1.9 Overseas Expansion in the Seventeenth and Eighteenth Centuries
Trade Empires and Early Capitalism
The development of early capitalism was intimately connected with overseas expansion – Europe was an important node of a truly global economy by the seventeenth century, and it was that economy that fueled the development of capitalistic, commercial societies in places like the Netherlands and England. While the original impulse behind overseas expansion during this period was primarily commercial, focused on the search for commodities and profit, it was also a major political focus of all of the European powers by the eighteenth century. In other words, European elites actively sought not just to trade with, but to conquer and control, overseas territories both for profit and for their own political “glory” and aggrandizement. The result was a dramatic expansion of European influence or direct control in areas of the globe in which Europe had never before been an influence. The result: by 1800, roughly 35% of the globe was directly or indirectly controlled by European powers. How did that happen?
The first part of the answer is simple: military technology and organization. The early-modern military revolution (i.e. the evolution of gunpowder warfare during and after the Renaissance period) resulted in highly-trained soldiers with the most advanced military technology in the world by the late seventeenth centuries. As European powers expanded, they built fortresses in the modern style and defended them with cannons, muskets, and warships that often outmatched the military forces and technology they encountered. In the case of China, Japan, and the Philippines, for instance, local rulers learned that the easiest way to deal with European piracy was not to try to fight European ships, but instead to cut off trade with European merchants until restitution had been paid.

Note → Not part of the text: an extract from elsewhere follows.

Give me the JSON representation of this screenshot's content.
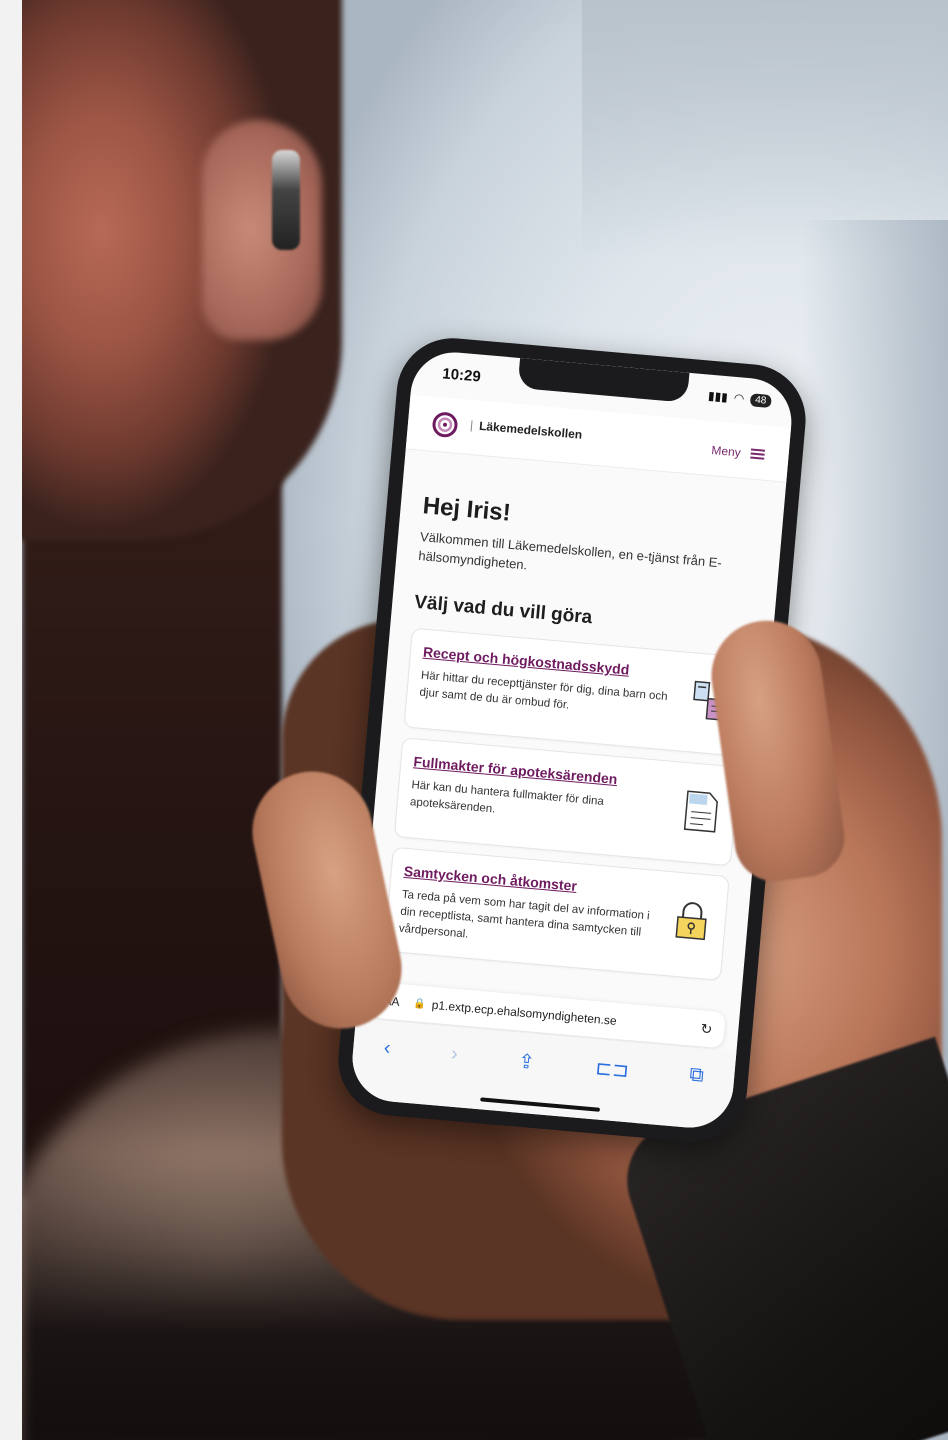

European states also benefited from the relative political fragmentation of parts of the non-European world. There were powerful kingdoms and empires in Africa, the Middle East, and Asia that defied European attempts at hegemony, but much of the world was controlled by smaller states. A prime example is India, which was divided up into dozens of small kingdoms, along with a few larger ones (the Mughal Empire that ruled much of the subcontinent early in the period of British expansion was in decline by the early eighteenth century even before the British controlled much territory). When the British and French began taking control of Indian territory, it was against the resistance of small Indian kingdoms, not some kind of (nonexistent) overall Indian state.
An important note regarding European colonial power: this period saw the consolidation of European holdings in the New World and the beginning of empires in places like India, but it did not include major land-holdings in Africa, the Middle East, or East Asia. In places with powerful states like China, the Ottoman Empire, and Japan, even the relative superiority of European arms was not sufficient to seize territory. Likewise, not only were African states able to successfully fight off Europeans as well, but African diseases made it impossible for large numbers of Europeans to colonize or occupy much African territory. As the Slave Trade burgeoned, Europeans did launch slave raids, but most slaves had been captured by African slavers who enjoyed enormous profits from the exchange.
Likewise, European states and the corporations they supported worked diligently to establish monopolies on trade with various parts of the world. However, “monopolies” in this case only meant monopolies in trade going to and from Europe. There were enormous, established, and powerful networks of trade between Africa, India, South Asia, Southeast Asia, China, Japan, and the Pacific, all of which were dominated by non-European merchants. To cite one example, the Indian Ocean had served as an oceanic crossroads of trade between Africa and Asia for thousands of years. Europeans broke into those markets primarily by securing control of goods that made their way back to Europe rather than seizing control of intra-Asian or African trade routes, although they did try to dominate those routes when they could, and Europeans were able to seize at least some territories directly in the process.